これは、飼主様の要望を予め知ることが出来たことで、臆せずに検査や積極的な治療の提案が出来るようになったことが要因であると考えられる。さらに定着率も高くなっており、診療における満足度の向上も見て取れる。

 

こういった事例を踏まえると、顧客の意図である、「今日は“どういうつもり”で来たか」ということをできる限り正確に把握することが効果的であることが分かる。

 

真面目な病院様ほど、1診療に時間をかけることが多い。しかし、今の消費者のマインドは決してそれを善と捉える方ばかりではない。むしろ逆効果になることもあり得る。

新しい診療様式として、ぜひ始めていただきたい。

2020年10月4日日曜日

スコアキーピングメソッド

北野です。


10月に入り、秋健診などのキャンペーンが始まっている。


2回の健康診断も定着しつつあり、ルーチンとして受診される方も増えてきた。より受診率を高めるために、こういったキャンペーンを行う際に、飼い主様とスタッフに動いて貰う取組を紹介したい。

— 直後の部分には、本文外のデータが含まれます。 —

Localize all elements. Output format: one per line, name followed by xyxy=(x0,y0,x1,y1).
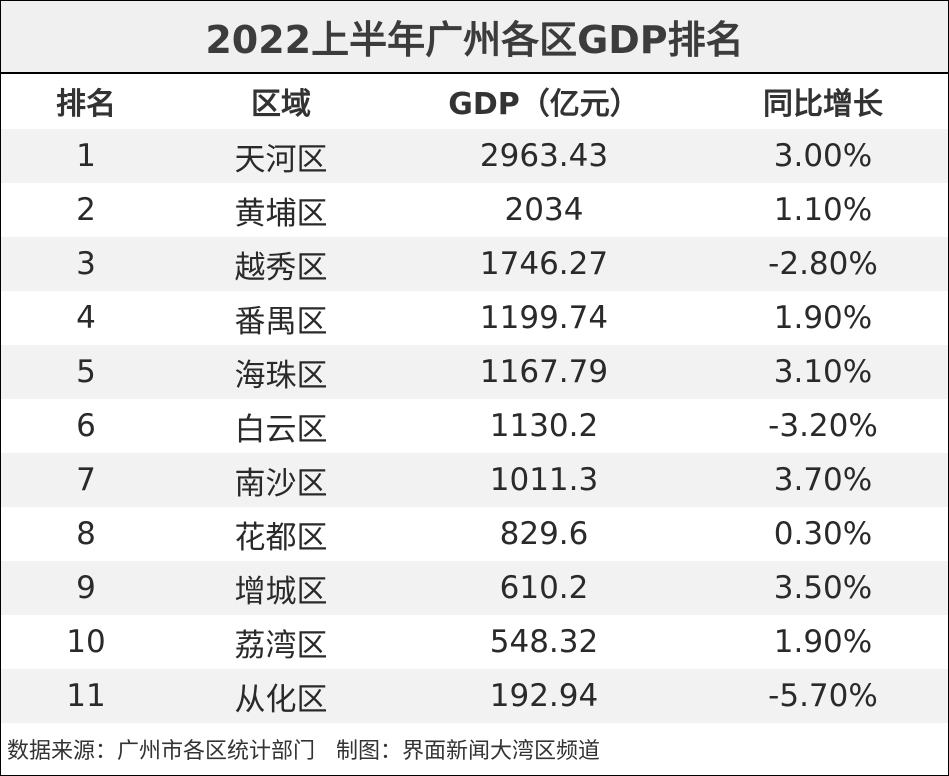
table-cell: 4 xyxy=(76,300,96,336)
table-cell: 白云区 xyxy=(234,411,328,448)
table-cell: 花都区 xyxy=(234,519,328,556)
table-cell: 1199.74 xyxy=(479,300,609,336)
table-row: 7 南沙区 1011.3 3.70% xyxy=(1,453,948,507)
table-cell: 3.50% xyxy=(773,570,873,606)
table-row: 4 番禺区 1199.74 1.90% xyxy=(1,291,948,345)
table-cell: 1167.79 xyxy=(479,354,609,390)
table-cell: 天河区 xyxy=(234,141,328,178)
table-cell: 610.2 xyxy=(499,570,589,606)
table-cell: 6 xyxy=(76,408,96,444)
table-row: 8 花都区 829.6 0.30% xyxy=(1,507,948,561)
header-row: 排名 区域 GDP（亿元） 同比增长 xyxy=(1,74,948,128)
table-cell: 越秀区 xyxy=(234,249,328,286)
table-cell: 1.90% xyxy=(773,300,873,336)
table-cell: 10 xyxy=(66,624,106,660)
table-cell: 1.10% xyxy=(773,192,873,228)
table-cell: 增城区 xyxy=(234,573,328,610)
title: 2022上半年广州各区GDP排名 xyxy=(1,1,948,74)
table-cell: 海珠区 xyxy=(234,357,328,394)
table-cell: 1.90% xyxy=(773,624,873,660)
table-cell: 829.6 xyxy=(499,516,589,552)
table-cell: 3 xyxy=(76,246,96,282)
table-row: 9 增城区 610.2 3.50% xyxy=(1,561,948,615)
table-cell: 0.30% xyxy=(773,516,873,552)
column-header: GDP（亿元） xyxy=(448,87,640,122)
table-cell: 11 xyxy=(66,678,106,714)
table-cell: 1746.27 xyxy=(479,246,609,282)
table-cell: 1130.2 xyxy=(489,408,599,444)
column-header: 排名 xyxy=(56,87,116,122)
table-cell: 黄埔区 xyxy=(234,195,328,232)
table-cell: 番禺区 xyxy=(234,303,328,340)
table-row: 2 黄埔区 2034 1.10% xyxy=(1,183,948,237)
column-header: 区域 xyxy=(251,87,311,122)
table-cell: 南沙区 xyxy=(234,465,328,502)
table-cell: 3.10% xyxy=(773,354,873,390)
table-cell: -5.70% xyxy=(768,678,878,714)
table-cell: 192.94 xyxy=(489,678,599,714)
table-cell: 3.00% xyxy=(773,138,873,174)
table-cell: -2.80% xyxy=(768,246,878,282)
table-cell: 5 xyxy=(76,354,96,390)
table-row: 11 从化区 192.94 -5.70% xyxy=(1,669,948,723)
column-header: 同比增长 xyxy=(763,87,883,122)
table-cell: 2034 xyxy=(504,192,584,228)
footer: 数据来源：广州市各区统计部门 制图：界面新闻大湾区频道 xyxy=(1,720,948,775)
table-cell: 2 xyxy=(76,192,96,228)
table-row: 6 白云区 1130.2 -3.20% xyxy=(1,399,948,453)
table-cell: 从化区 xyxy=(234,681,328,718)
table-cell: 548.32 xyxy=(489,624,599,660)
table-cell: 7 xyxy=(76,462,96,498)
table-cell: 9 xyxy=(76,570,96,606)
table-cell: 1 xyxy=(76,138,96,174)
table-cell: 荔湾区 xyxy=(234,627,328,664)
table-cell: 1011.3 xyxy=(489,462,599,498)
table-cell: -3.20% xyxy=(768,408,878,444)
table-cell: 3.70% xyxy=(773,462,873,498)
table-cell: 2963.43 xyxy=(479,138,609,174)
table-row: 5 海珠区 1167.79 3.10% xyxy=(1,345,948,399)
table-row: 3 越秀区 1746.27 -2.80% xyxy=(1,237,948,291)
table-cell: 8 xyxy=(76,516,96,552)
table-row: 10 荔湾区 548.32 1.90% xyxy=(1,615,948,669)
table-row: 1 天河区 2963.43 3.00% xyxy=(1,129,948,183)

スコアキーピングメソッドという手法がある。これは、主要な要素を点数化してゲーム感覚で楽しんでもらう手法である。


そもそもキャンペーンで行う健康診断などは、

症状が出ているなどの解決すべき課題があって受診するものではない。そのため「行かなくてはならない」といった、行動を促進するマインドが働きにくいものとなる。


意識レベルが高い方は「行こう」というポジティブなマインドが働いての受診となるが、通常は行くこと自体が手間というネガティブなマインドであることが多い。

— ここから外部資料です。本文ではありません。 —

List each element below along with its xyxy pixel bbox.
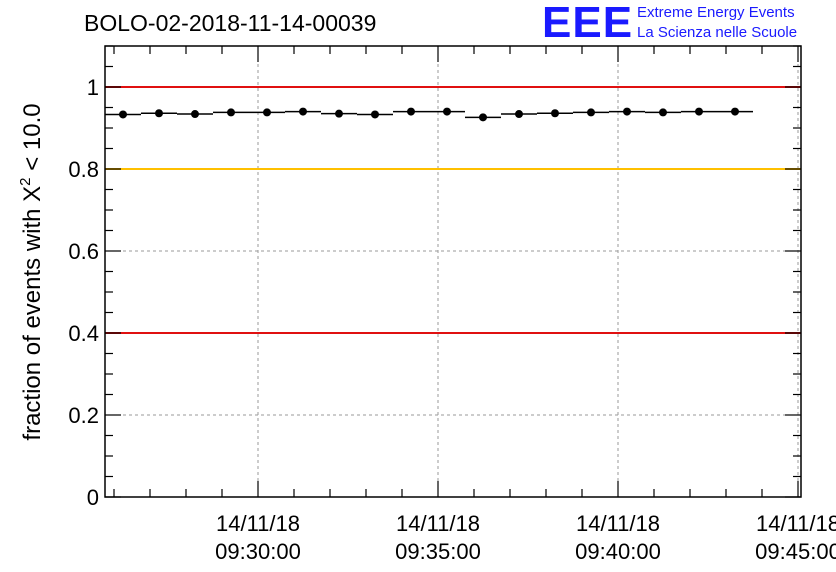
y-tick-label: 0.4: [68, 321, 99, 346]
y-tick-label: 0.6: [68, 239, 99, 264]
data-point: [443, 107, 451, 116]
data-point: [191, 110, 199, 119]
data-point: [695, 107, 703, 116]
chart-title: BOLO-02-2018-11-14-00039: [84, 10, 377, 36]
y-axis-label-superscript: 2: [17, 177, 34, 185]
data-point: [335, 109, 343, 118]
eee-logo-line1: Extreme Energy Events: [637, 4, 795, 21]
data-point: [155, 109, 163, 118]
x-tick-date-label: 14/11/18: [396, 511, 480, 536]
data-point: [731, 107, 739, 116]
y-tick-label: 0.8: [68, 157, 99, 182]
data-point: [623, 107, 631, 116]
eee-logo: EEE Extreme Energy Events La Scienza nel…: [540, 0, 830, 47]
data-point: [263, 108, 271, 117]
data-point: [227, 108, 235, 117]
y-axis-label: fraction of events with X2 < 10.0: [17, 103, 46, 440]
x-tick-date-label: 14/11/18: [576, 511, 660, 536]
data-point: [515, 110, 523, 119]
data-point: [587, 108, 595, 117]
x-tick-date-label: 14/11/18: [756, 511, 836, 536]
x-tick-time-label: 09:30:00: [215, 539, 301, 564]
data-point: [119, 110, 127, 119]
y-tick-label: 0: [87, 485, 99, 510]
eee-logo-line2: La Scienza nelle Scuole: [637, 24, 798, 41]
eee-logo-mark: EEE: [542, 0, 634, 47]
data-point: [299, 107, 307, 116]
data-point: [371, 110, 379, 119]
data-point: [551, 109, 559, 118]
x-tick-time-label: 09:35:00: [395, 539, 481, 564]
y-axis-label-threshold: < 10.0: [19, 103, 46, 177]
y-axis-label-text: fraction of events with X: [19, 186, 46, 441]
x-tick-date-label: 14/11/18: [216, 511, 300, 536]
x-tick-time-label: 09:40:00: [575, 539, 661, 564]
y-tick-label: 1: [87, 75, 99, 100]
data-point: [407, 107, 415, 116]
data-point: [659, 108, 667, 117]
data-point: [479, 113, 487, 122]
y-tick-label: 0.2: [68, 403, 99, 428]
x-tick-time-label: 09:45:00: [755, 539, 836, 564]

そのため、このネガティブなマインドをポジティブな状態に変化させる必要がある。このポジティブな状態に持っていくためには、楽しむということがポイントである。これにはゲーム感覚を持たせることが最も手っ取り早い。


分かりやすい例としては、小学生などが夏休みに参加するラジオ体操などがある。朝早く起きて参加するモチベーションを持たせるために、運営者側はスタンプカードなどで行動が貯まる状態を作る。この貯まるということが楽しみとなり行動を継続させる。

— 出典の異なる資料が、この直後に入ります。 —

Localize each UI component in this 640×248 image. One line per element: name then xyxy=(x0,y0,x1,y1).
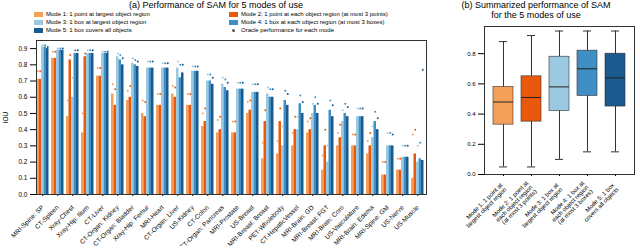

健康診断などでも同様で、症状や年齢、過去の既往歴、過去の健診の受診回数などいくつかの要素を組み合わせて点数化できる仕組みを作る。点数化されることで飼い主様の中では、健診がネガティブなものからポジティブなものへと変化させるきっかけを作っていく。


また、スタッフにも同じことが言える。そもそも売り込みが苦手なスタッフさん達には、健診のおすすめ自体に抵抗がある子も多い。そのため、健診への声かけ回数などを点数化し、競わせるもしくは全員での合算数の推移などを見せて、ゲーム感覚に置き換えていく。


このように、ネガティブなマインドが働きやすいものを推進していくためには、結果を求める前にまずはポジティブなマインドに変化させるきっかけを作ることが必要となる。


点数化など、何らかのスコア化にすることでゲーム感覚を持ってもらうとポジティブなマインドになりやすい。


ぜひ主要な要素をスコア化できるよう、考えて頂きたい。